Hi all you geeks. I have a new wireless connection. I have tried setting the PS3 to connect via it. It times out, nada. The wireless works and the WEP key is correct. I set up my phone to connect via it so know it works. Any suggestions?


----------



## monkeypig (Oct 21, 2010)

have you tried it wired first? have you got an existing playstation account ?


----------



## TopCat (Oct 21, 2010)

I have not tried it wired first. I have an ethernet cable but resent having to use a wired connection. I don't play online.


----------



## monkeypig (Oct 21, 2010)

try it with a wired connection first


----------



## monkeypig (Oct 21, 2010)

btw if you're not playing online is it updates you want?


----------



## TopCat (Oct 21, 2010)

monkeypig said:


> btw if you're not playing online is it updates you want?


 
I want to play Iplayer on the big telly and stream my films from the pc.


----------



## monkeypig (Oct 21, 2010)

you tried the cabled method yet?


----------



## kyser_soze (Oct 21, 2010)

If you're streaming anything HD you'll be better off with the cable. Even iPlayer can get a bit glitchy if your PS3 is a long way from your router or there are several walls in the way.


----------



## Epona (Oct 21, 2010)

TopCat said:


> I have an ethernet cable but resent having to use a wired connection.


 
  I have wireless router for my PCs but haven't set it up to use wireless yet and I doubt I will bother - it will only remove a total of 2 cables from the unending mess of spaghetti that inhabits the floor behind the desk and telly, on that basis it seems a bit pointless.


----------



## no-no (Oct 22, 2010)

I'm pretty sure PS3 uses wep but try setting your router up with wpa instead of wep. wep is very unsecure anyway and you shouldn't really be using it these days.


----------



## kyser_soze (Oct 22, 2010)

I used the WPA code on the bottom of my router when setting up the wireless


----------



## TopCat (Oct 25, 2010)

The problem was caused by me.
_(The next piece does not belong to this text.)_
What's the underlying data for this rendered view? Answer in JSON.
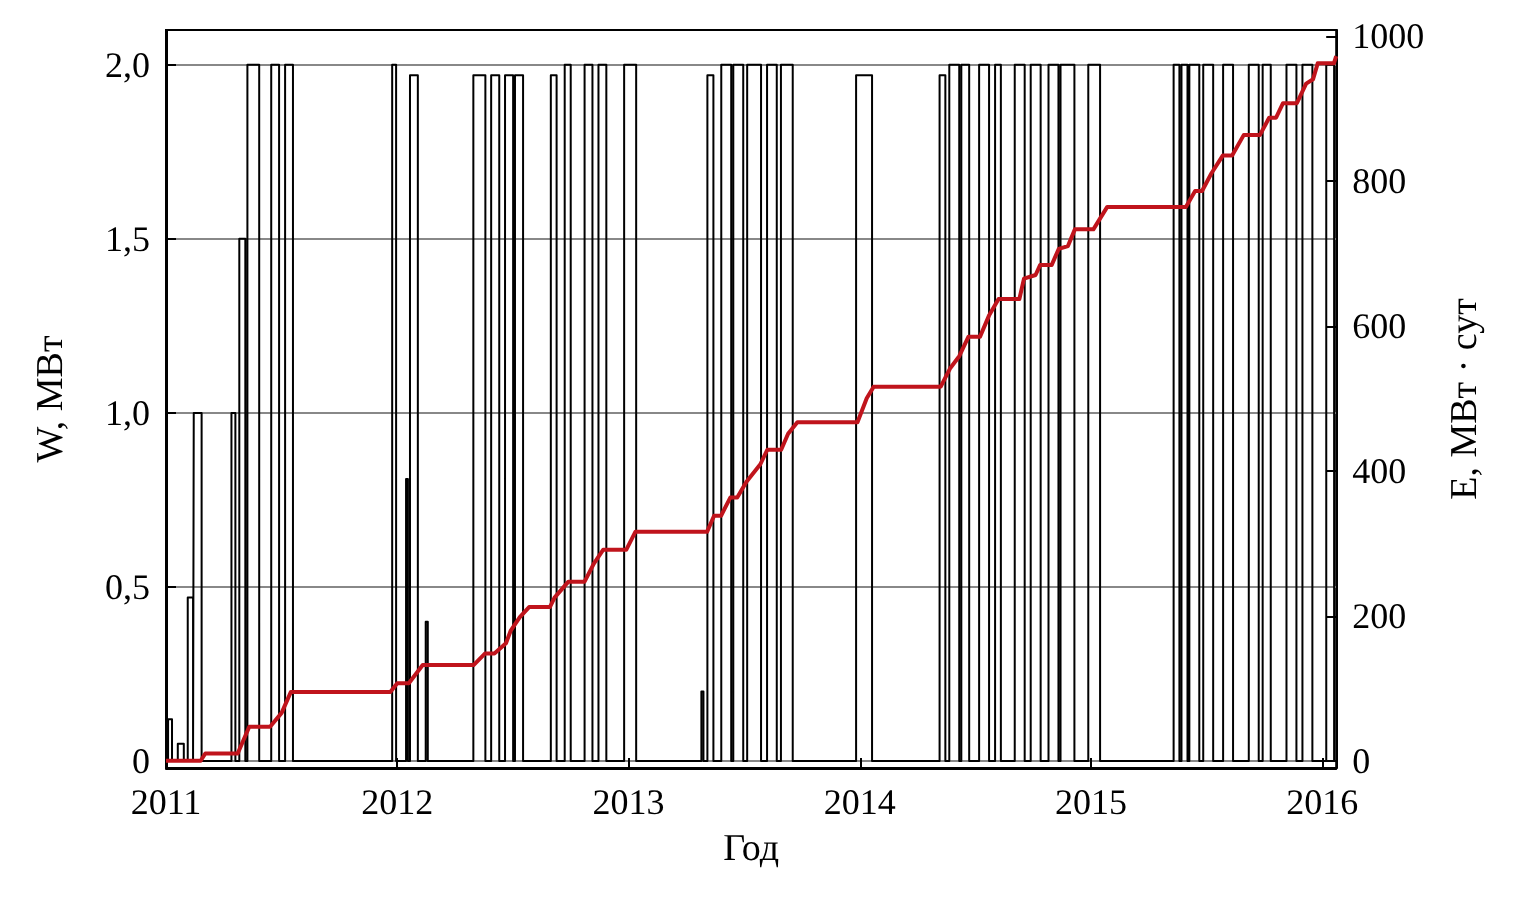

I entered the code of the BT card as a WEP code but it was a WPA code. Alls well, almost. I can't get the PS£ to find my PC as a media server...


----------



## kyser_soze (Oct 25, 2010)

Got PS3 Media server installed on your PC? Or similar streameing software?

http://code.google.com/p/ps3mediaserver/downloads/list


----------



## TopCat (Oct 25, 2010)

kyser_soze said:


> Got PS3 Media server installed on your PC? Or similar streameing software?
> 
> http://code.google.com/p/ps3mediaserver/downloads/list


 I need to install this on the PC? 

OKDOKEY!


----------



## TopCat (Oct 26, 2010)

http://www.digitaltrends.com/gaming/playstation-3-media-server-setup/4/

This sorted it all out for me.


----------



## Paulie Tandoori (Oct 26, 2010)

TopCat said:


> http://www.digitaltrends.com/gaming/playstation-3-media-server-setup/4/
> 
> This sorted it all out for me.


 i have the same problem as you, that article doesn't seem to address why my ps3 won't connect to the wireless router, it explains how to save music etc.

speaking of which, i realised that i promised you a copy of a ruff ruff and ready album years ago and didn't do it, so i tried the other night and the bastard laptop just spat out 3 cd-r's for reasons which i don't understand either.

fucking technology baffles me tbh.....


----------



## kyser_soze (Oct 27, 2010)

Get a pair of powerline adaptors and go wired. It's soooo much better.


----------